Writeup By: Ying Lin

Discovered: September 18, 2003
Updated: February 13, 2007 12:07:22 PM
Also Known As: W32/Randon.Worm.p[McAfee]
Type: Trojan Horse
Systems Affected: Windows



The following instructions pertain to all current and recent Symantec antivirus products, including the Symantec AntiVirus and Norton AntiVirus product lines.

  1. Update the virus definitions.
  2. Run a full system scan.
    • Delete all the files detected as Backdoor.IRC.Aladinz.D, IRC Trojan, or Download.Trojan.
    • Manually delete all the batch files and IRC script files listed in the "Technical Details" section.
  3. Delete the value and key added to the registry key.
For specific details on each of these steps, read the following instructions.

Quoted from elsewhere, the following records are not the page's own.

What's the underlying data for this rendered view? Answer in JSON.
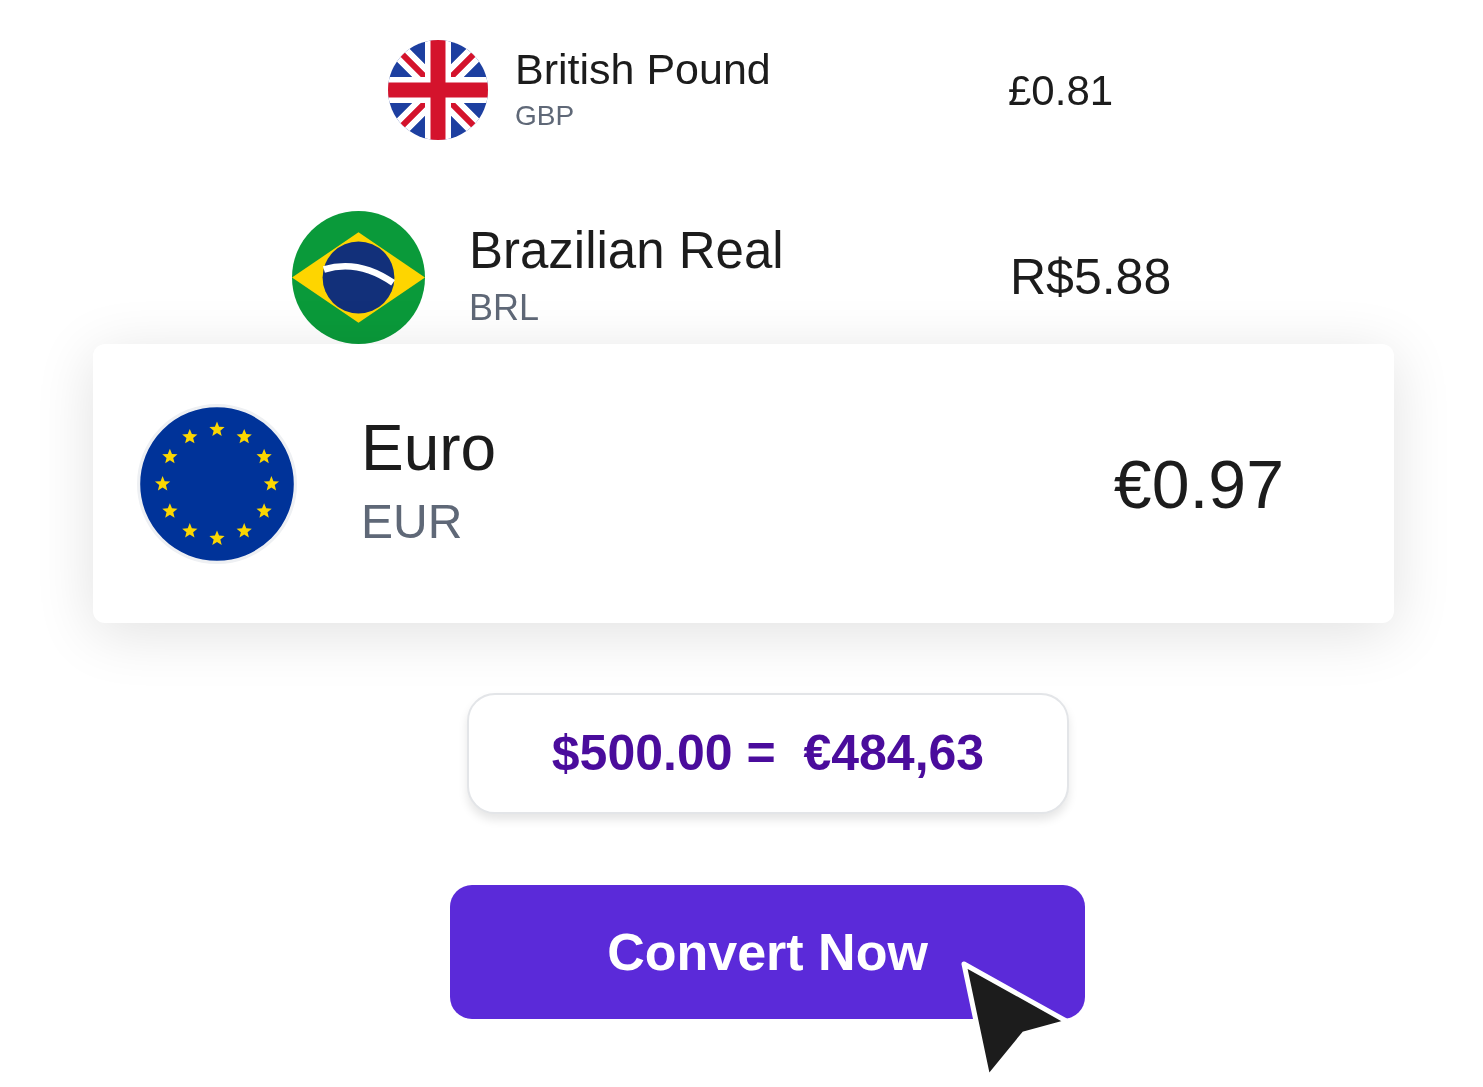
{
  "currencies": [
    {
      "name": "British Pound",
      "code": "GBP",
      "rate": "£0.81",
      "kind": "uk",
      "selected": false
    },
    {
      "name": "Brazilian Real",
      "code": "BRL",
      "rate": "R$5.88",
      "kind": "br",
      "selected": false
    },
    {
      "name": "Euro",
      "code": "EUR",
      "rate": "€0.97",
      "kind": "eu",
      "selected": true
    }
  ],
  "conversion": "$500.00 =  €484,63",
  "button": "Convert Now"
}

1. Updating the virus definitions
Symantec Security Response fully tests all the virus definitions for quality assurance before they are posted to our servers. There are two ways to obtain the most recent virus definitions:
  • Running LiveUpdate, which is the easiest way to obtain virus definitions: These virus definitions are posted to the LiveUpdate servers once each week (usually on Wednesdays), unless there is a major virus outbreak. To determine whether definitions for this threat are available by LiveUpdate, refer to the Virus Definitions (LiveUpdate).
  • Downloading the definitions using the Intelligent Updater: The Intelligent Updater virus definitions are posted on U.S. business days (Monday through Friday). You should download the definitions from the Symantec Security Response Web site and manually install them. To determine whether definitions for this threat are available by the Intelligent Updater, refer to the Virus Definitions (Intelligent Updater).

    The Intelligent Updater virus definitions are available: Read "How to update virus definition files using the Intelligent Updater" for detailed instructions.

2. Scanning for and deleting the infected files
  1. Start your Symantec antivirus program and make sure that it is configured to scan all the files.
  2. Run a full system scan.
  3. If any files are detected as infected with Backdoor.IRC.Aladinz.D, IRC Trojan, or Download.Trojan, click Delete.
  4. Use Windows Explorer to delete the batch files and IRC script files listed in the "Technical Details" section.

3. Deleting the value from the registry

CAUTION : Symantec strongly recommends that you back up the registry before making any changes to it. Incorrect changes to the registry can result in permanent data loss or corrupted files. Modify the specified keys only. Read the document, "How to make a backup of the Windows registry ," for instructions.
  1. Click Start, and then click Run. (The Run dialog box appears.)
  2. Type regedit, and then click OK. (The Registry Editor opens.)
  3. Navigate to the key:

    HKEY_LOCAL_MACHINE\SOFTWARE\Microsoft\Windows\CurrentVersion\Run

  4. In the right pane, delete the value:

    "windows"="%System%\windows.exe"

  5. Navigate to the following keys and delete them:

    HKEY_LOCAL_MACHINE\SOFTWARE\Microsoft\Windows\CurrentVersion\
    Uninstall\mIRC

    HKEY_CLASSES_ROOT\.cha

    HKEY_CLASSES_ROOT\.chat

  6. Click Registry, and then click Exit.